Saint Bernard commente admirablement le sens de ce verset d’Isaïe qui forme la première et la troisième ligne de notre antienne – O Racine de Jessé, signe de ralliement pour les peuples, que les nations imploreront, ‘rechercheront’ selon la néo-vulgate- et l’enchaîne habilement avec la citation évangélique: «Combien de rois et de prophètes ont désiré voir ce que vous voyez et ne l’ont pas vu.» Ce signe est celui de la paix, signe réservé aux hommes de bonne volonté, note saint Bernard, caché aux grands de ce monde et révélé aux tout-petits. Siméon en a été gratifié, et même rassasié. Siméon déclare de ce signe de paix qu’il est en même temps signe de contradiction. C’est ce que la seconde phrase de cette antienne, placée en incise dans la citation d’Isaïe, super quem continebunt reges os suum, nous laisse entendre. Empruntée au quatrième chant du Serviteur d’Isaïe, elle se présente de manière inattendue dans un tel contexte. Devant ce signe, «des rois resteront bouche close»; ce signe est alors celui de la Croix. «Voici que mon Serviteur prospérera, il grandira, s’élévera, sera placé très haut!» Elévation de souffrance qui est en même temps glorification du Fils au sens johannique: «Une fois élevé de terre, j’attirerai à moi tous les hommes»

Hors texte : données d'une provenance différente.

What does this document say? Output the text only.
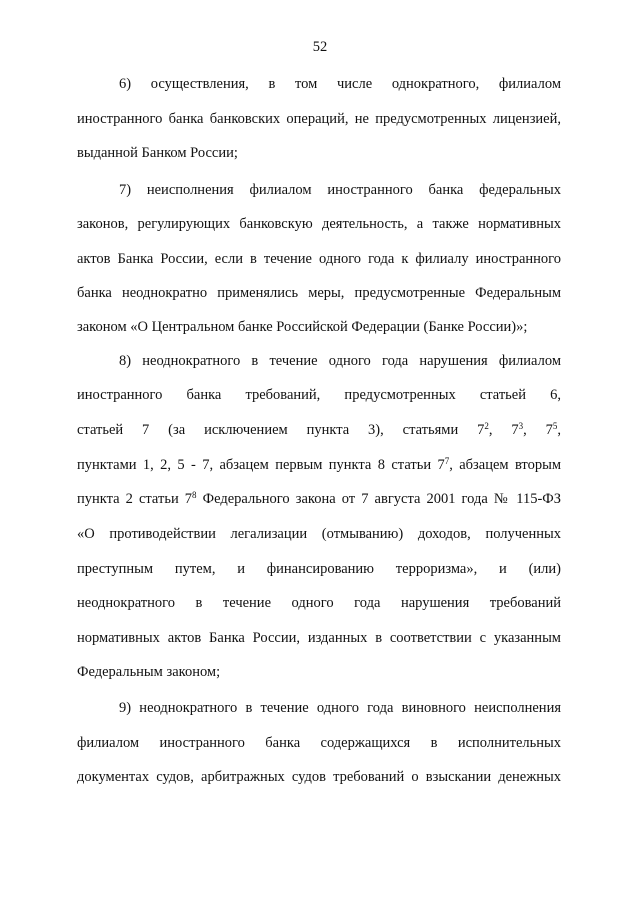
52
6) осуществления, в том числе однократного, филиалом
иностранного банка банковских операций, не предусмотренных лицензией,
выданной Банком России;
7) неисполнения филиалом иностранного банка федеральных
законов, регулирующих банковскую деятельность, а также нормативных
актов Банка России, если в течение одного года к филиалу иностранного
банка неоднократно применялись меры, предусмотренные Федеральным
законом «О Центральном банке Российской Федерации (Банке России)»;
8) неоднократного в течение одного года нарушения филиалом
иностранного банка требований, предусмотренных статьей 6,
статьей 7 (за исключением пункта 3), статьями $7^2$, $7^3$, $7^5$,
пунктами 1, 2, 5 - 7, абзацем первым пункта 8 статьи $7^7$, абзацем вторым
пункта 2 статьи $7^8$ Федерального закона от 7 августа 2001 года № 115-ФЗ
«О противодействии легализации (отмыванию) доходов, полученных
преступным путем, и финансированию терроризма», и (или)
неоднократного в течение одного года нарушения требований
нормативных актов Банка России, изданных в соответствии с указанным
Федеральным законом;
9) неоднократного в течение одного года виновного неисполнения
филиалом иностранного банка содержащихся в исполнительных
документах судов, арбитражных судов требований о взыскании денежных
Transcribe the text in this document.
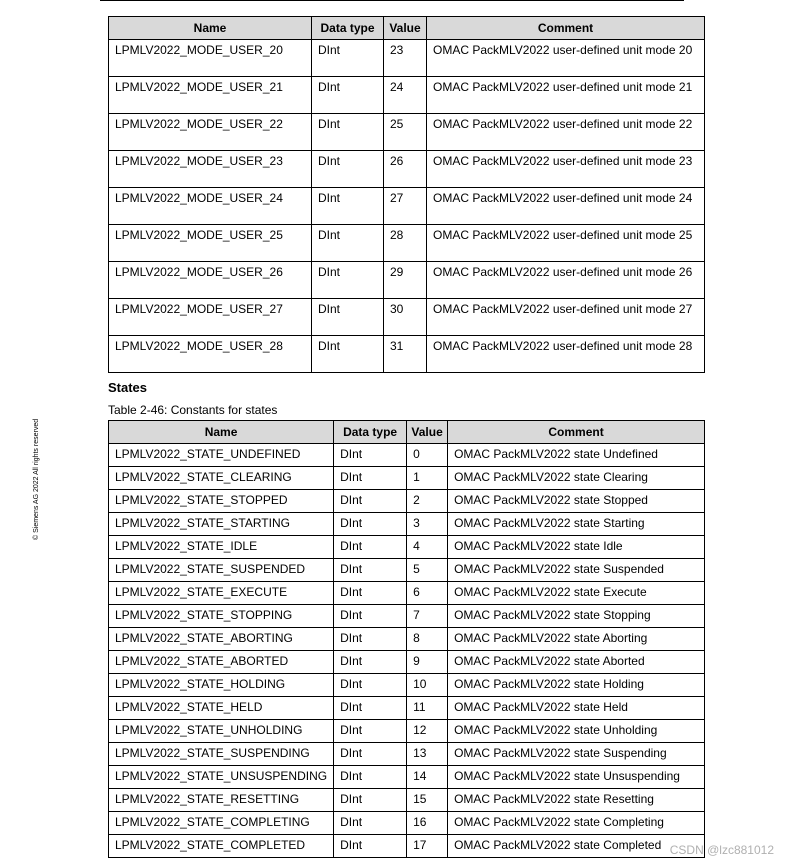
© Siemens AG 2022 All rights reserved
Name	Data type	Value	Comment
LPMLV2022_MODE_USER_20	DInt	23	OMAC PackMLV2022 user-defined unit mode 20
LPMLV2022_MODE_USER_21	DInt	24	OMAC PackMLV2022 user-defined unit mode 21
LPMLV2022_MODE_USER_22	DInt	25	OMAC PackMLV2022 user-defined unit mode 22
LPMLV2022_MODE_USER_23	DInt	26	OMAC PackMLV2022 user-defined unit mode 23
LPMLV2022_MODE_USER_24	DInt	27	OMAC PackMLV2022 user-defined unit mode 24
LPMLV2022_MODE_USER_25	DInt	28	OMAC PackMLV2022 user-defined unit mode 25
LPMLV2022_MODE_USER_26	DInt	29	OMAC PackMLV2022 user-defined unit mode 26
LPMLV2022_MODE_USER_27	DInt	30	OMAC PackMLV2022 user-defined unit mode 27
LPMLV2022_MODE_USER_28	DInt	31	OMAC PackMLV2022 user-defined unit mode 28
States
Table 2-46: Constants for states
Name	Data type	Value	Comment
LPMLV2022_STATE_UNDEFINED	DInt	0	OMAC PackMLV2022 state Undefined
LPMLV2022_STATE_CLEARING	DInt	1	OMAC PackMLV2022 state Clearing
LPMLV2022_STATE_STOPPED	DInt	2	OMAC PackMLV2022 state Stopped
LPMLV2022_STATE_STARTING	DInt	3	OMAC PackMLV2022 state Starting
LPMLV2022_STATE_IDLE	DInt	4	OMAC PackMLV2022 state Idle
LPMLV2022_STATE_SUSPENDED	DInt	5	OMAC PackMLV2022 state Suspended
LPMLV2022_STATE_EXECUTE	DInt	6	OMAC PackMLV2022 state Execute
LPMLV2022_STATE_STOPPING	DInt	7	OMAC PackMLV2022 state Stopping
LPMLV2022_STATE_ABORTING	DInt	8	OMAC PackMLV2022 state Aborting
LPMLV2022_STATE_ABORTED	DInt	9	OMAC PackMLV2022 state Aborted
LPMLV2022_STATE_HOLDING	DInt	10	OMAC PackMLV2022 state Holding
LPMLV2022_STATE_HELD	DInt	11	OMAC PackMLV2022 state Held
LPMLV2022_STATE_UNHOLDING	DInt	12	OMAC PackMLV2022 state Unholding
LPMLV2022_STATE_SUSPENDING	DInt	13	OMAC PackMLV2022 state Suspending
LPMLV2022_STATE_UNSUSPENDING	DInt	14	OMAC PackMLV2022 state Unsuspending
LPMLV2022_STATE_RESETTING	DInt	15	OMAC PackMLV2022 state Resetting
LPMLV2022_STATE_COMPLETING	DInt	16	OMAC PackMLV2022 state Completing
LPMLV2022_STATE_COMPLETED	DInt	17	OMAC PackMLV2022 state Completed CSDN @lzc881012
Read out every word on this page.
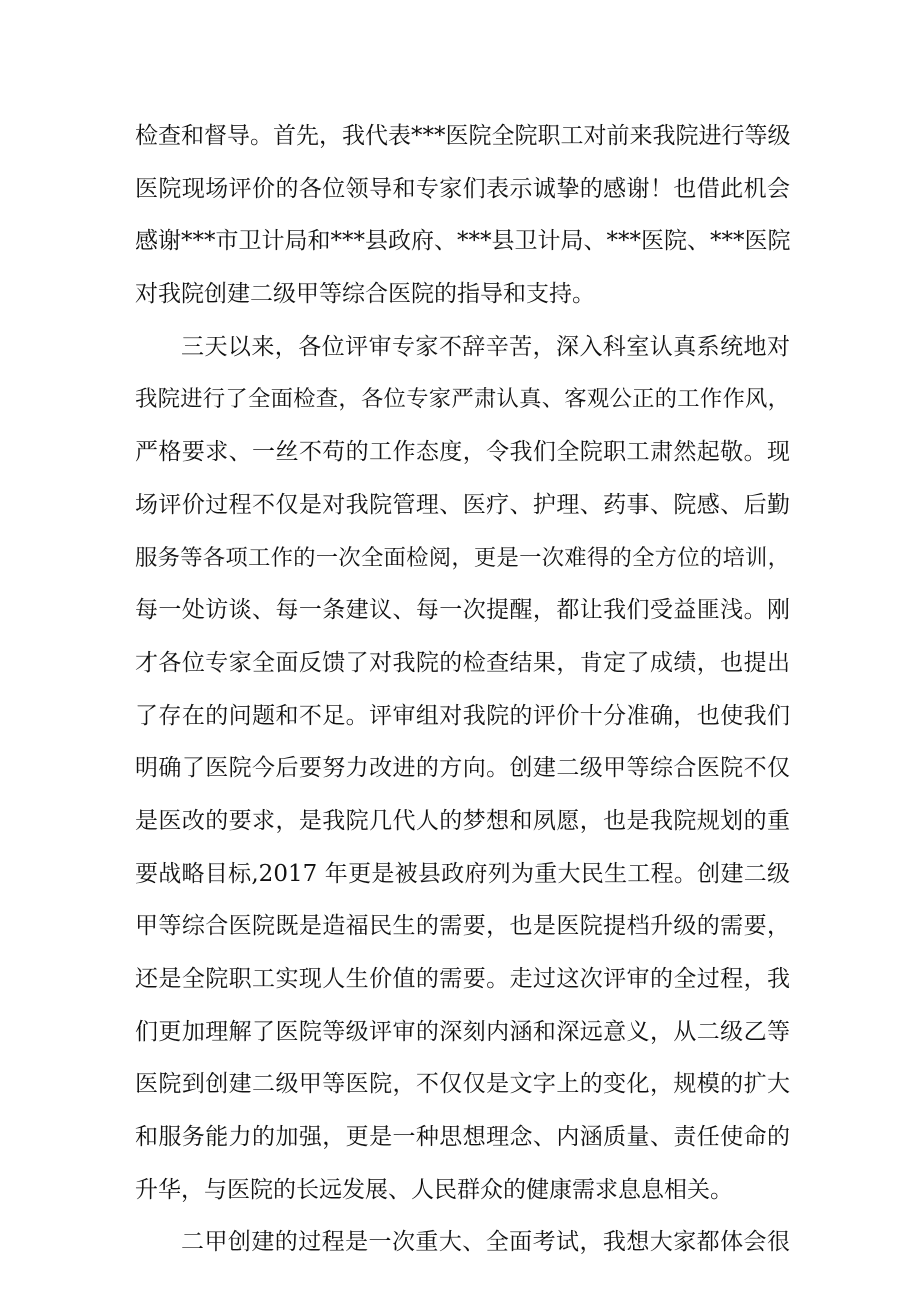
检查和督导。首先，我代表***医院全院职工对前来我院进行等级
医院现场评价的各位领导和专家们表示诚挚的感谢！也借此机会
感谢***市卫计局和***县政府、***县卫计局、***医院、***医院
对我院创建二级甲等综合医院的指导和支持。
三天以来，各位评审专家不辞辛苦，深入科室认真系统地对
我院进行了全面检查，各位专家严肃认真、客观公正的工作作风，
严格要求、一丝不苟的工作态度，令我们全院职工肃然起敬。现
场评价过程不仅是对我院管理、医疗、护理、药事、院感、后勤
服务等各项工作的一次全面检阅，更是一次难得的全方位的培训，
每一处访谈、每一条建议、每一次提醒，都让我们受益匪浅。刚
才各位专家全面反馈了对我院的检查结果，肯定了成绩，也提出
了存在的问题和不足。评审组对我院的评价十分准确，也使我们
明确了医院今后要努力改进的方向。创建二级甲等综合医院不仅
是医改的要求，是我院几代人的梦想和夙愿，也是我院规划的重
要战略目标,2017 年更是被县政府列为重大民生工程。创建二级
甲等综合医院既是造福民生的需要，也是医院提档升级的需要，
还是全院职工实现人生价值的需要。走过这次评审的全过程，我
们更加理解了医院等级评审的深刻内涵和深远意义，从二级乙等
医院到创建二级甲等医院，不仅仅是文字上的变化，规模的扩大
和服务能力的加强，更是一种思想理念、内涵质量、责任使命的
升华，与医院的长远发展、人民群众的健康需求息息相关。
二甲创建的过程是一次重大、全面考试，我想大家都体会很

Le signe de la révélation d’une grande joie, d’une grande paix, passe par cet abaissement du Fils de l’homme.

«Et ceci vous servira de signe: vous trouverez un nouveau-né enveloppé de langes et couché dans une crèche.» Dans son hymne de la Croix, Pange lingua Venance Fortunat fait le lien entre la crèche et la Croix, ces deux aspects de l’unique mystère du Salut:

«L’Enfant vagit, caché dans l’étroite mangeoire

Ses membres enveloppés de langes,

la Vierge mère les emmaillote

Et ses pieds, ses mains, ses jambes,

en un strict faisceau les ligote.»

Le poète voit l’enfant non seulement emmailloté mais resserré en tous ses membres, ligoté par les bandelettes –fascia– comme plus tard lors de l’ensevelissement. C’est donc cela le signe, le signe de l’oblation. «Dieu est en lui se réconciliant le monde, dit saint Bernard, il mourra pour vos péchés, il ressuscitera pour votre justification, afin que justifiés par la foi vous soyez en paix avec Dieu. Car ce signe, qui est de contradiction pour ceux qui le refusent, est de paix pour ceux qui le reçoivent: «Signe de pardon, de grâce, de paix, d’une paix qui n’aura plus de fin.»

L’expression quem gentes deprecabuntur nous rapporte à l’invocation de l’hymne de saint Ambroise Veni ‘Redemptor gentium’, devenu dans le choral allemand Nun Komm ‘der Heiden Heiland’: Sauveur des nations! Rédempteur des nations! Attente des nations! Exspectatio gentium! que la dernière Grande O, en un raccourci éloquent, applique à l’Emmanuel.

Celui qui se dresse comme un signal pour les peuples est ce rejeton sorti de la souche de Jessé, celui qui fut annoncé par le signe donné à Achaz: «Voici que la Vierge concevra.».

De même qu’on ne peut évoquer l’image du buisson ardent sans penser à Marie, de même il nous est impossible de chanter O radix Jesse sans voir la Vierge pure, ce rameau sublime et noble dont a jailli la fleur royale. «Virgo Dei Genitrix virga est, flos filius ejus» dit saint Bernard. La Vierge Mère est la tige, son fils est la fleur.

La somptueuse liturgie du 1er janvier nous le fera chanter à nouveau: Germinavit radix Jesse… Virgo peperit salvatorem, «La racine de Jessé a germé, la Vierge a mis a monde le Sauveur», en un grave 1er mode.